Unsorted grouping would means that we have to fetch full dataset and only
then grouping.

On Wed, Aug 22, 2018 at 5:21 PM eugene miretsky <eugene.miret...@gmail.com>
wrote:

> Just as a reference, bellow are 2 execution plans with and without the
> index on a very similar table.
>
> Adding the index remove /* PUBLIC.AFFINITY_KEY */ and /* group sorted */.
> 1) Does PUBLIC.AFFINITY_KEY mean that DT is the affinity key. We are
> setting customer_id as an affinity key. Is there a way to verify that?
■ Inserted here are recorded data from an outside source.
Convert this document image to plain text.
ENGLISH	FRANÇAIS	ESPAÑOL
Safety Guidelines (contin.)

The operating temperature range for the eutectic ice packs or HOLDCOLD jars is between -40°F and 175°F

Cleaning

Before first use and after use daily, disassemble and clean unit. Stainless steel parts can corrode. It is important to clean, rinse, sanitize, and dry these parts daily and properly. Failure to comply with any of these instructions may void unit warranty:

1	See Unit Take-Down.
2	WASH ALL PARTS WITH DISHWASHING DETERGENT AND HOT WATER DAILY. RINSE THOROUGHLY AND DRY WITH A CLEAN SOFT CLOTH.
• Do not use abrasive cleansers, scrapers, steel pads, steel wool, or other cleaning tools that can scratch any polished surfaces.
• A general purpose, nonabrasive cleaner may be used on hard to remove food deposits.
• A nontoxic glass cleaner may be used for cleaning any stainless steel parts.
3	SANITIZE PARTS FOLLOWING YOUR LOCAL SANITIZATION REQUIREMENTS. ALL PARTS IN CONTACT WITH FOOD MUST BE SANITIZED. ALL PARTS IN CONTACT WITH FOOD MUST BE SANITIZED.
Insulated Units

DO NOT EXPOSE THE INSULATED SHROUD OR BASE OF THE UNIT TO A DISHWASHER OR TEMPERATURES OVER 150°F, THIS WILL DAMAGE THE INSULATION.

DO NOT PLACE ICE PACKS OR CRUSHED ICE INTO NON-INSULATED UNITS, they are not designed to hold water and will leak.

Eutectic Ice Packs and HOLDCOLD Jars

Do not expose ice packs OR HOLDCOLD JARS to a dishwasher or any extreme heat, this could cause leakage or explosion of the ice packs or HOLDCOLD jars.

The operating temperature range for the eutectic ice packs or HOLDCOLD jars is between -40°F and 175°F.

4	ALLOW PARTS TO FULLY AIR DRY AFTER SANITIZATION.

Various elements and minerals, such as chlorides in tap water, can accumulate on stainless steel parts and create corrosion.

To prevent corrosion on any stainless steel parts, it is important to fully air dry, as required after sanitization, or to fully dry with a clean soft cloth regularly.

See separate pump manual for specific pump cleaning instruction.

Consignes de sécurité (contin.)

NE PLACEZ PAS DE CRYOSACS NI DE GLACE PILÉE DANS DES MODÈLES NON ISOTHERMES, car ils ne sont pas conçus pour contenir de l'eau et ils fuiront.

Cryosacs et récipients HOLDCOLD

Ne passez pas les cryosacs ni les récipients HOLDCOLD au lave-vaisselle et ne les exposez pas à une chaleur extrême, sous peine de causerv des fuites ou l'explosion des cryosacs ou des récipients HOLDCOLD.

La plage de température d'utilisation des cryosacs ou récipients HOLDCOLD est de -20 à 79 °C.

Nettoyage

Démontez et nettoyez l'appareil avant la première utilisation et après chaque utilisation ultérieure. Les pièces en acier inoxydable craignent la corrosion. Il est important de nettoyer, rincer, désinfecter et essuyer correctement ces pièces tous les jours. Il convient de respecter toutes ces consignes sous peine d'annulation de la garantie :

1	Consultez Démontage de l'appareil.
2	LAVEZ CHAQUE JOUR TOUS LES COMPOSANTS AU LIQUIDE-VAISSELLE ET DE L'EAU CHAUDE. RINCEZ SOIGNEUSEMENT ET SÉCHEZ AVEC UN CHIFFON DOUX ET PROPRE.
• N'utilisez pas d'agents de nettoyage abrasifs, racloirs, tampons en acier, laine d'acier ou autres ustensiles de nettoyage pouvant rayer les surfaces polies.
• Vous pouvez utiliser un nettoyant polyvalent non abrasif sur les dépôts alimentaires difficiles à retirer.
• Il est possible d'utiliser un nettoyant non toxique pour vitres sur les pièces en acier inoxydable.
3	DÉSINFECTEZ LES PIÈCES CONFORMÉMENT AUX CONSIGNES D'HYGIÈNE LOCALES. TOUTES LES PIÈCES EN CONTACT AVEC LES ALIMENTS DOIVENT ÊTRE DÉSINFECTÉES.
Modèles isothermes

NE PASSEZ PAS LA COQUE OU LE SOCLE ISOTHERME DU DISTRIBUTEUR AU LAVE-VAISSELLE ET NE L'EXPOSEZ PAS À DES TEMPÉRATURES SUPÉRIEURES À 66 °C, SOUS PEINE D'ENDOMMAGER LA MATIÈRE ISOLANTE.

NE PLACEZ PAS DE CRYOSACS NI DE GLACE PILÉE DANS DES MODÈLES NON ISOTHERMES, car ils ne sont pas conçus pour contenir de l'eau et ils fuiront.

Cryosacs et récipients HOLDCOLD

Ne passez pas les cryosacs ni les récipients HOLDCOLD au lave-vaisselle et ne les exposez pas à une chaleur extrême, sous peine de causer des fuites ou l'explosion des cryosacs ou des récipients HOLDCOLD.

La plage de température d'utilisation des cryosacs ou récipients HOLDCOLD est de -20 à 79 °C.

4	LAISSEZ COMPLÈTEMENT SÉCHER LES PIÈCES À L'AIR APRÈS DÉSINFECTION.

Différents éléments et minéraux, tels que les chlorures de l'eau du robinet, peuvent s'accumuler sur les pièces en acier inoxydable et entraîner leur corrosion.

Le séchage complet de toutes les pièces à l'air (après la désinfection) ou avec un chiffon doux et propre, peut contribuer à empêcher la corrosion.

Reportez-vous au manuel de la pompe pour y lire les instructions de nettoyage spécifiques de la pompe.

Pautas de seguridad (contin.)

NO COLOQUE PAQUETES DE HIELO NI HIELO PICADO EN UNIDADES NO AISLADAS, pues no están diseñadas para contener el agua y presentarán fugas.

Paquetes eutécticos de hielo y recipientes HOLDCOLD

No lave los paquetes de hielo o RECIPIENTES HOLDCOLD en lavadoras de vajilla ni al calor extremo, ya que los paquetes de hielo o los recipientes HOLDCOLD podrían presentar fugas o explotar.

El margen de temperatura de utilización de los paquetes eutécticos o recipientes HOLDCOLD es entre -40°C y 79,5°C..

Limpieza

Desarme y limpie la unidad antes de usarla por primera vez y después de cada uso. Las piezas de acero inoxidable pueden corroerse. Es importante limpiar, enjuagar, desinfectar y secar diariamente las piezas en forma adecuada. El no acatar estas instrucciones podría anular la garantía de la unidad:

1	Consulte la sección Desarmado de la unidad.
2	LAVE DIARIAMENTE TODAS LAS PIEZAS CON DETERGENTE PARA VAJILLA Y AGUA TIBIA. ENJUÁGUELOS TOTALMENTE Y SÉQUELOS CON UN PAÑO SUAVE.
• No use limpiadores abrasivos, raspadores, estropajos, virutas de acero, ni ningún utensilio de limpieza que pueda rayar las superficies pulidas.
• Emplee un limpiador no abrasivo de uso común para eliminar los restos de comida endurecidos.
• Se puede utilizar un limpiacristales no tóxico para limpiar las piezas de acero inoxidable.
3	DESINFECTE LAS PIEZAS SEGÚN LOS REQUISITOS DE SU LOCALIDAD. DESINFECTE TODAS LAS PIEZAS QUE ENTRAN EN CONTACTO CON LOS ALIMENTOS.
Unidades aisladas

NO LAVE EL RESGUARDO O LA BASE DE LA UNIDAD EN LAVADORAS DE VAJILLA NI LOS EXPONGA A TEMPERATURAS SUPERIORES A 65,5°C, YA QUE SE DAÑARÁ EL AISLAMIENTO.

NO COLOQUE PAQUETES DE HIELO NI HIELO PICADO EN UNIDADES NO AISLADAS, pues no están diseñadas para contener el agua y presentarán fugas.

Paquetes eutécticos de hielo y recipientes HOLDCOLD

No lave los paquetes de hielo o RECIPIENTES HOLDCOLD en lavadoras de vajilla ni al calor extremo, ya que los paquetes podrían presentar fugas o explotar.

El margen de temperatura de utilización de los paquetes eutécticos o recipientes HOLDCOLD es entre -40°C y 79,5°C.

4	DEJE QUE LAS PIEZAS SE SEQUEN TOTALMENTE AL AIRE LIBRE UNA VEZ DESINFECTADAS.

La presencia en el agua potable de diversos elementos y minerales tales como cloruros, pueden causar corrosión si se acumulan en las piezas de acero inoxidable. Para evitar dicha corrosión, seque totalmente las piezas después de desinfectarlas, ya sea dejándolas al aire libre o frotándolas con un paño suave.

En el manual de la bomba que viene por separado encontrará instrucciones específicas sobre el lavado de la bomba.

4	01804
> 2) Is it possible that the removal of /* group sorted */ indicates that
> the result of group_by must be sorted? (hence taking a long time)
>
> *Query*
> Select COUNT (*) FROM (SELECT customer_id FROM GAL2RU where dt >
> '2018-06-12' GROUP BY customer_id having SUM(ru_total_app_sessions_count) >
> 2 AND MAX(ru_total_web_sessions_count) < 1)
>
> *Without an index*
>
> SELECT
>
> __Z0.CUSTOMER_ID AS __C0_0,
>
> SUM(__Z0.RU_TOTAL_APP_SESSIONS_COUNT) AS __C0_1,
>
> MAX(__Z0.RU_TOTAL_WEB_SESSIONS_COUNT) AS __C0_2
>
> FROM PUBLIC.GAL2RU __Z0
>
> /* PUBLIC.AFFINITY_KEY */
>
> WHERE __Z0.DT > '2018-06-12'
>
> GROUP BY __Z0.CUSTOMER_ID
>
> /* group sorted */
>
>
> SELECT
>
> COUNT(*)
>
> FROM (
>
> SELECT
>
> __C0_0 AS CUSTOMER_ID
>
> FROM PUBLIC.__T0
>
> GROUP BY __C0_0
>
> HAVING (SUM(__C0_1) > 2)
>
> AND (MAX(__C0_2) < 1)
>
>
> *With an index*
>
> SELECT
>
> __Z0.CUSTOMER_ID AS __C0_0,
>
> SUM(__Z0.RU_TOTAL_APP_SESSIONS_COUNT) AS __C0_1,
>
> MAX(__Z0.RU_TOTAL_WEB_SESSIONS_COUNT) AS __C0_2
>
> FROM PUBLIC.GAL2RU __Z0
>
> /* PUBLIC.DT_IDX2: DT > '2018-06-12' */
>
> WHERE __Z0.DT > '2018-06-12'
>
> GROUP BY __Z0.CUSTOMER_ID
>
>
> SELECT
>
> COUNT(*)
>
> FROM (
>
> SELECT
>
> __C0_0 AS CUSTOMER_ID
>
> FROM PUBLIC.__T0
>
> GROUP BY __C0_0
>
> HAVING (SUM(__C0_1) > 2)
>
> AND (MAX(__C0_2) < 1)
>
> ) _0__Z1
>
>
> On Wed, Aug 22, 2018 at 9:43 AM, eugene miretsky <
> eugene.miret...@gmail.com> wrote:
>
>> Thanks Andrey,
>>
>> We are using the Ignite notebook, any idea if there is a way to provide
>> these flags and hints directly from SQL?
>>
>> From your description, it seems like the query is executed in the
>> following order
>> 1) Group by customer_id
>> 2) For each group, perform the filtering on date using the index and
>> aggregates
>>
>> My impressions was that the order is
>> 1)  On each node, filter rows by date (using the index)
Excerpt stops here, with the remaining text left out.